MBA男子の勝手に読書ログ

グロービス経営大学院を卒業したMBA生の書評と雑感。経営に関する基本書、実務書のほか、金融、経済、歴史、人間力、マネジメント力、コミュニケーション力、コーチング、カウンセリング、自己啓発本、ビジネススキル、哲学・思想など、幅広い教養を身につけ、人間性を磨く観点で選書しています。

現代の経営(下)(P.F.ドラッカー)<4回目>

『現代の経営(下)』(P.F.ドラッカー)(◯)<4回目>

 後半です。後半は、マネジメントの組織構造、人と仕事のマネジメント、経営管理者であることの意味、マネジメントの責任の4部構成となっています。1954年、ドラッカー44歳の時に書かれた本書。半世紀を超える名著です。

 

(印象に残ったところ・・本書より)

◯組織の構造を選ぶ

・組織はそれ自体が目的ではなく、事業の活動と成果という2つの目的のための手段である。

・組織の分析は組織の構造から入ってはならない。事業そのものの分析から入ることが必要である。すなわち、組織の構造を検討するにあたって最初に問うべきは、我々の事業の目的は何か、何でなければならないかである。

・いかなる組織の構造が必要かを知る3つの方法

①活動分析

②意思決定分析

 意思決定を分類する4つの基準。

1)意思決定の息の長さ(時間的要因)

2)意思決定が、他の部門、他の領域、あるいは事業全体に与える影響の大きさ(影響度)

3)行動規範、倫理的価値観、社会的信念、政治的信条など、意思決定に含まれる価値的な要因の大きさ(室的要因)

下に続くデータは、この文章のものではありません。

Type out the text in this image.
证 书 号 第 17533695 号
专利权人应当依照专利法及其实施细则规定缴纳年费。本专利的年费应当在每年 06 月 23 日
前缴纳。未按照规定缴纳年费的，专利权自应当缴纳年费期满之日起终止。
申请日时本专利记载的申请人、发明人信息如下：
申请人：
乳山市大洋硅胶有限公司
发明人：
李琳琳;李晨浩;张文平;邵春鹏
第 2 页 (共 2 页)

4)意思決定が反復して起こるか、それとも特異ではないにしても稀にしかおこならないかである(反復度)

③関係分析

 

◯組織の構造をつくる

①組織の構造は、成果にのためのものでなければならない。

②組織の構造は、必要とされるマネジメントの階層の数を最小限にし、命令系統を最短にするものでなければならない。

③組織の構造は、明日のトップマネジメントの育成と評価を可能にするものでなければならない。

 

◯2つの組織原理

①組織の構造は可能な限り、連邦型の組織によって活動をまとめるべき。事業活動をそれぞれ自らの市場と製品を持つ独立採算的な事業ごとに組織する。

②連邦型の組織を適用できない場合に限って、機能別の組織を使うべき。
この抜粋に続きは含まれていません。